Taking a longer term look at what action is required to give effect to the urban land reform provisions in the Constitution, two key areas of law reform need attention, in line with recommendations in the Presidential Advisory Panel and High-Level Panel reports a Land Redistribution Framework Act to give effect to equitable access and a Land Administration Act to secure tenure for the majority of people who live off-register, among other things.

As urban land transverses several line functions an “Office of Equitable Access” should be established within the Presidency with responsibility for the Land Redistribution Framework Act, and for monitoring and evaluating the performance of key sector departments accountable for the range of multi-sector programmes or measures which constitute urban land reform. An immediate task of the Office should be to convene a multi-sector consultation on the proposed Act, with both urban and rural inputs. This act should, at minimum, define “equitable access”, develop principles for land redistribution and identify the measures (existing and new) required to give effect to equitable access.

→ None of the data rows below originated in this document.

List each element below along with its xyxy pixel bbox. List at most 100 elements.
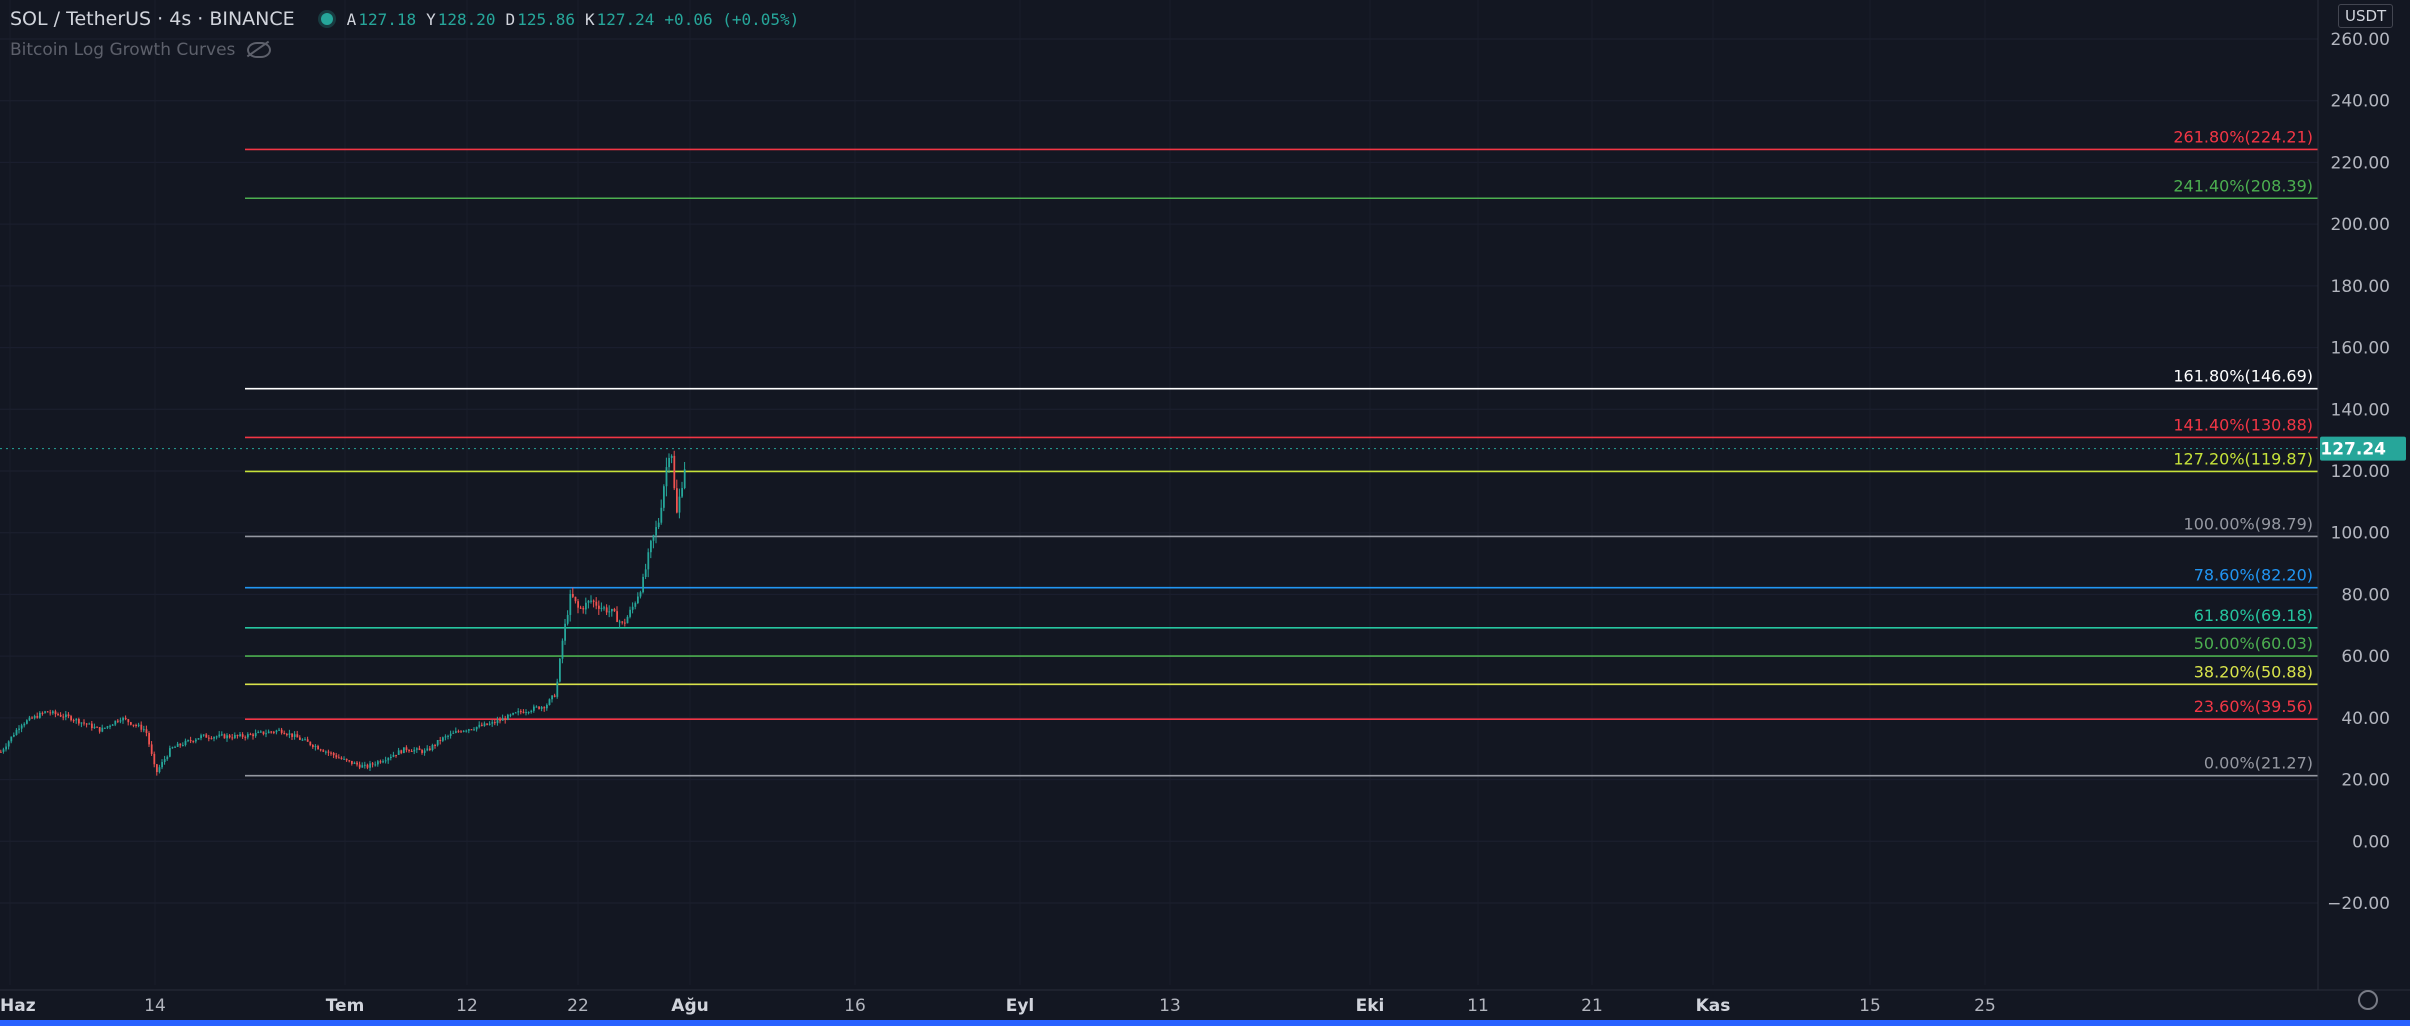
candle-body bbox=[221, 734, 223, 736]
candle-body bbox=[579, 607, 582, 609]
candle-body bbox=[605, 607, 608, 613]
candle-body bbox=[670, 455, 673, 458]
indicator-legend[interactable]: Bitcoin Log Growth Curves bbox=[10, 40, 272, 60]
candle-body bbox=[449, 733, 452, 736]
candle-body bbox=[293, 734, 296, 737]
x-tick-label: 13 bbox=[1159, 996, 1181, 1016]
candle-body bbox=[109, 725, 111, 727]
candle-body bbox=[530, 710, 533, 713]
fib-level-label: 50.00%(60.03) bbox=[2194, 634, 2313, 653]
candle-body bbox=[473, 729, 475, 731]
candle-body bbox=[377, 761, 379, 765]
candle-body bbox=[135, 724, 137, 726]
candle-body bbox=[481, 724, 483, 726]
candle-body bbox=[304, 739, 306, 741]
y-tick-label: 200.00 bbox=[2331, 215, 2390, 235]
candle-body bbox=[254, 732, 257, 737]
candle-body bbox=[616, 611, 618, 622]
candle-body bbox=[327, 751, 330, 753]
candle-body bbox=[460, 731, 462, 733]
y-tick-label: 60.00 bbox=[2341, 647, 2390, 667]
candle-body bbox=[26, 720, 28, 724]
candle-body bbox=[343, 758, 345, 760]
settings-gear-icon[interactable] bbox=[2358, 990, 2378, 1010]
y-tick-label: 40.00 bbox=[2341, 709, 2390, 729]
candle-body bbox=[234, 735, 236, 738]
candle-body bbox=[205, 734, 208, 738]
candle-body bbox=[28, 717, 31, 721]
fib-level-label: 261.80%(224.21) bbox=[2173, 127, 2313, 146]
candle-body bbox=[184, 740, 187, 746]
candle-body bbox=[491, 722, 494, 724]
candle-body bbox=[494, 722, 496, 724]
candle-body bbox=[559, 658, 561, 682]
candle-body bbox=[564, 623, 566, 641]
candle-body bbox=[197, 738, 200, 740]
candle-body bbox=[7, 741, 10, 747]
candle-body bbox=[642, 576, 644, 593]
fib-level-label: 100.00%(98.79) bbox=[2184, 514, 2313, 533]
x-tick-label: Eyl bbox=[1006, 996, 1035, 1016]
hidden-eye-icon[interactable] bbox=[247, 42, 272, 58]
candle-body bbox=[444, 736, 447, 738]
fib-level-label: 127.20%(119.87) bbox=[2173, 449, 2313, 468]
candle-body bbox=[202, 734, 205, 736]
y-tick-label: 260.00 bbox=[2331, 30, 2390, 50]
candle-body bbox=[13, 734, 15, 737]
ohlc-key: A bbox=[346, 9, 357, 29]
candle-body bbox=[31, 717, 33, 719]
candle-body bbox=[275, 730, 278, 733]
candle-body bbox=[2, 749, 5, 752]
candle-body bbox=[358, 764, 361, 768]
x-tick-label: 14 bbox=[144, 996, 166, 1016]
candle-body bbox=[533, 706, 535, 711]
candle-body bbox=[98, 727, 101, 732]
candle-body bbox=[145, 729, 148, 733]
candle-body bbox=[33, 715, 36, 719]
candle-body bbox=[226, 735, 228, 739]
candle-body bbox=[387, 758, 390, 761]
candle-body bbox=[158, 767, 161, 773]
candle-body bbox=[231, 737, 234, 739]
candle-body bbox=[213, 737, 215, 739]
candle-body bbox=[210, 738, 213, 740]
candle-body bbox=[249, 734, 252, 736]
ohlc-key: K bbox=[584, 9, 595, 29]
symbol-title[interactable]: SOL / TetherUS · 4s · BINANCE bbox=[10, 8, 295, 30]
candle-body bbox=[431, 744, 434, 751]
y-tick-label: 180.00 bbox=[2331, 277, 2390, 297]
candle-body bbox=[44, 711, 46, 713]
candle-body bbox=[309, 741, 312, 745]
candle-body bbox=[93, 726, 96, 729]
y-tick-label: 100.00 bbox=[2331, 524, 2390, 544]
y-tick-label: 120.00 bbox=[2331, 462, 2390, 482]
candle-body bbox=[189, 740, 192, 742]
candle-body bbox=[20, 725, 23, 729]
candle-body bbox=[119, 720, 122, 722]
candle-body bbox=[286, 734, 288, 736]
candle-body bbox=[348, 760, 351, 762]
candle-body bbox=[525, 712, 527, 714]
candle-body bbox=[486, 723, 488, 725]
candle-body bbox=[200, 735, 202, 739]
candle-body bbox=[384, 760, 387, 762]
candle-body bbox=[600, 607, 603, 609]
candle-body bbox=[423, 750, 426, 753]
candle-body bbox=[127, 719, 130, 723]
candle-body bbox=[644, 569, 647, 577]
y-tick-label: 160.00 bbox=[2331, 339, 2390, 359]
currency-button[interactable]: USDT bbox=[2338, 4, 2394, 28]
candle-body bbox=[301, 739, 304, 741]
candle-body bbox=[270, 731, 273, 733]
candle-body bbox=[595, 601, 598, 606]
ohlc-value: 125.86 bbox=[517, 9, 575, 29]
candle-body bbox=[322, 750, 325, 752]
candle-body bbox=[598, 605, 600, 609]
candle-body bbox=[434, 744, 436, 746]
y-tick-label: 220.00 bbox=[2331, 153, 2390, 173]
candle-body bbox=[345, 758, 348, 761]
candle-body bbox=[187, 740, 189, 742]
candle-body bbox=[319, 749, 322, 751]
fib-level-label: 61.80%(69.18) bbox=[2194, 606, 2313, 625]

A Land Administration Act should enable the development of alternative systems of record keeping for off-register rights: enumerating rights, adjudicating rights, developing new systems of evidence to validate rights and developing systems of dispute resolution. 

A third area of legal reform is required as well, which concerns the Interim Protection of Informal Land Rights Act (IPILRA). Its urban application should be clarified and it should be made permanent legislation.

Carefully selected urban equitable access test cases should be identified with stakeholders in government, civil society and the private sector to operationalise key aspects of urban land redistribution under the authority of the Office of Equitable Access and the relevant sector departments.  Land records test cases should be developed that contribute to building land records legislation from the bottom up and confer more secure tenure in the meantime. More inclusive land use zoning, to legalise informal settlement land use, should also be tested.  

As crisis measures are planned and implemented, an opportunity also exists to ensure that those people most affected are never again ignored, invisibilised or unrecognised because they are poor.